Which AI Red Teaming Tool Is Right for You?
Solo / Freelancer
Solo AI developers and independent security researchers usually need affordable, open-source, and flexible tools. Garak, Promptfoo, OpenAI Evals, Guardrails AI, and LLM Guard are practical choices for testing prompts, outputs, jailbreaks, and unsafe response patterns without heavy enterprise setup.
SMB
SMBs usually need AI red teaming that is easy to automate and does not require a large security team. Promptfoo, Garak, Giskard, Lakera Guard, and LLM Guard are strong options depending on whether the team needs app testing, vulnerability scanning, output validation, or protection workflows.
Mid-Market
Mid-sized organizations often need repeatable test suites, AI release gates, security reporting, and workflow integration. Promptfoo, PyRIT, Garak, Giskard, Lakera Guard, and NeMo Guardrails are strong options for building structured AI red team programs.
Enterprise
Large enterprises usually require AI red teaming, governance evidence, security controls, audit trails, approval workflows, and scalable testing across many AI applications. PyRIT, Garak, Promptfoo, Giskard, Lakera Guard, Counterfit, and enterprise governance integrations are strong choices when combined into a broader AI security program.
Budget vs Premium
Open-source tools like Garak, PyRIT, Promptfoo, OpenAI Evals, Guardrails AI, Counterfit, and LLM Guard are good for technical teams with internal expertise. Premium platforms and API-based security tools can reduce operational burden and improve enterprise workflows but may require budget planning.

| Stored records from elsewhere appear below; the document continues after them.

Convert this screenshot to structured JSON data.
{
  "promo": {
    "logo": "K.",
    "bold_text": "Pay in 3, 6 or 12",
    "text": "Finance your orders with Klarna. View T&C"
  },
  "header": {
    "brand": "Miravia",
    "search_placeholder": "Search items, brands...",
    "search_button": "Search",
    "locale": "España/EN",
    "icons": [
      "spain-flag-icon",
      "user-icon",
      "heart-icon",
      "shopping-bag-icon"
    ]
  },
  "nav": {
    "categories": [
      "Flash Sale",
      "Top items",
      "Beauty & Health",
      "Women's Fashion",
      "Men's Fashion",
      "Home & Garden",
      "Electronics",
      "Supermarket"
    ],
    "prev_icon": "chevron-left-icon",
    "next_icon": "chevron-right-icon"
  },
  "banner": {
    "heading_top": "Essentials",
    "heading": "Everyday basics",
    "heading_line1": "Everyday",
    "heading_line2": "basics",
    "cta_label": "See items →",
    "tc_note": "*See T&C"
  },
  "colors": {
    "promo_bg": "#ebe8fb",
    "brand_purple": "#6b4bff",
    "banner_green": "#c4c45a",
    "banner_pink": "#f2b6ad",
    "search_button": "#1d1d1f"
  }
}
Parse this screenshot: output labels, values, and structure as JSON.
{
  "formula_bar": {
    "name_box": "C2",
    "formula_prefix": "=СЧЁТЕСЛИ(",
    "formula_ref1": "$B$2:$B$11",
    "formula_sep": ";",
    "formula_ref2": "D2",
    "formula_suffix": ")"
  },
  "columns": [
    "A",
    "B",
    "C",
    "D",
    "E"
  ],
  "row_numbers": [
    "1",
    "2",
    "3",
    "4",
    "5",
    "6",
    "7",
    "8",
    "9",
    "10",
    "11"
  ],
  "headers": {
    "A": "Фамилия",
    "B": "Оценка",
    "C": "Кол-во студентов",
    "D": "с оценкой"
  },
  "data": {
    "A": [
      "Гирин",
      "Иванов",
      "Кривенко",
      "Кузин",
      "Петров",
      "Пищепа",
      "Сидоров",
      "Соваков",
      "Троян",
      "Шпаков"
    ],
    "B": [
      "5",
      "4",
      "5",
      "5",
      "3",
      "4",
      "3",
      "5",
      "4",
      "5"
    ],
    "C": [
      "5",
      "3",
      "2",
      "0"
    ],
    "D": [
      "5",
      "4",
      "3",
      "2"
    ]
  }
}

Feature Depth vs Ease of Use
Garak and PyRIT provide deeper red teaming workflows but need technical skill. Promptfoo is easier for application testing and CI/CD. Lakera Guard is stronger for protection-oriented workflows. NeMo Guardrails and Guardrails AI are useful for defining and validating expected behavior rather than full red team scanning.
Integrations & Scalability
Teams building AI apps should prioritize CI/CD integration, API support, multi-provider testing, custom policy checks, and repeatable regression suites. Teams testing AI agents should also evaluate tool-use behavior, memory, external APIs, RAG retrieval, and multi-turn conversation risks.
Security & Compliance Needs
Security-focused organizations should prioritize access controls, test evidence, logging, isolated red team environments, sensitive prompt handling, model inventory alignment, audit-ready reports, and approval workflows. AI red teaming should be part of release management, not a one-time experiment.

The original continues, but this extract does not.